Some instincts are helpful in relation to guide work. Examples:

  • the homing instinct. Harper is very good at retracing his steps and finding known destinations, like the door to our apartment building.
  • the pack instinct. This instills Harper’s desire to please the master, in this case …me!

Unfortunately, most dog instincts are detrimental to good guide work. Trainers at the Seeing Eye drummed it into us that we have to work very, very hard to control our dogs desire to chase, scavenge, sniff, protect, and socialize. Back to the lecture notes:

If the distraction is unusually interesting, it may be necessary to accompany the verbal reprimand with a more effective means of regaining the dog’s attention. In such instances, following the reprimand with a jerk on the leash will draw the dog’s attention away from the distracting influence and bring it back to the work at hand. The strength of the leash correction depends upon the type of distraction, as well as your own strength, and the nature of your individual dog.

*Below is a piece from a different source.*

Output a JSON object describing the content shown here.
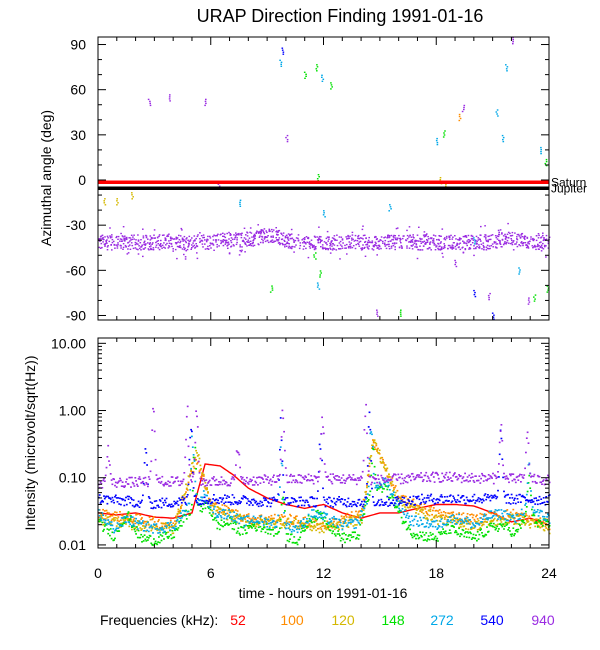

I’ve appreciated having that leash at hand in order to correct Harper some since we got home (Harper is very interested in some of the other dogs in our neighborhood!) but the leash did another, far more important, job for the two of us last night.

I’d fallen on a sidewalk that edges Harrison, a very, very busy street. After getting my head together, I felt for the leash. There it was, looped around my wrist. Just the way Seeing Eye trainers taught us. And there was Harper, wagging his tail at the other end.

“Harper, come!” He came right to my side. I lay there a long while, petting Harper, devising a way to get horizontal again.

When I finally stood up, a man called out in a beautiful Jamaican accent from across the street. “Ma’am. You oh kay?”I was near tears, but managed to hold them back long enough to answer. My head hurt, but I was all right. And so was Harper. “We’re only a half-block from home,” I told him. Somehow, having a complete stranger worry about me on Christmas Eve like that gave me faith. I knew we’d make it home.

*****

Thursday, the day before my fall, was my birthday. Friends and family mailed cards, bought me drinks, emailed notes, donated to causes in my name, shipped packages, left phone messages, wrote, sent and sang songs to remember my less-than-convenient birthday. Thank you, thank you, thank you. After all these many, many years, you continue making   me feel it’s worthwhile  picking myself up after a fall.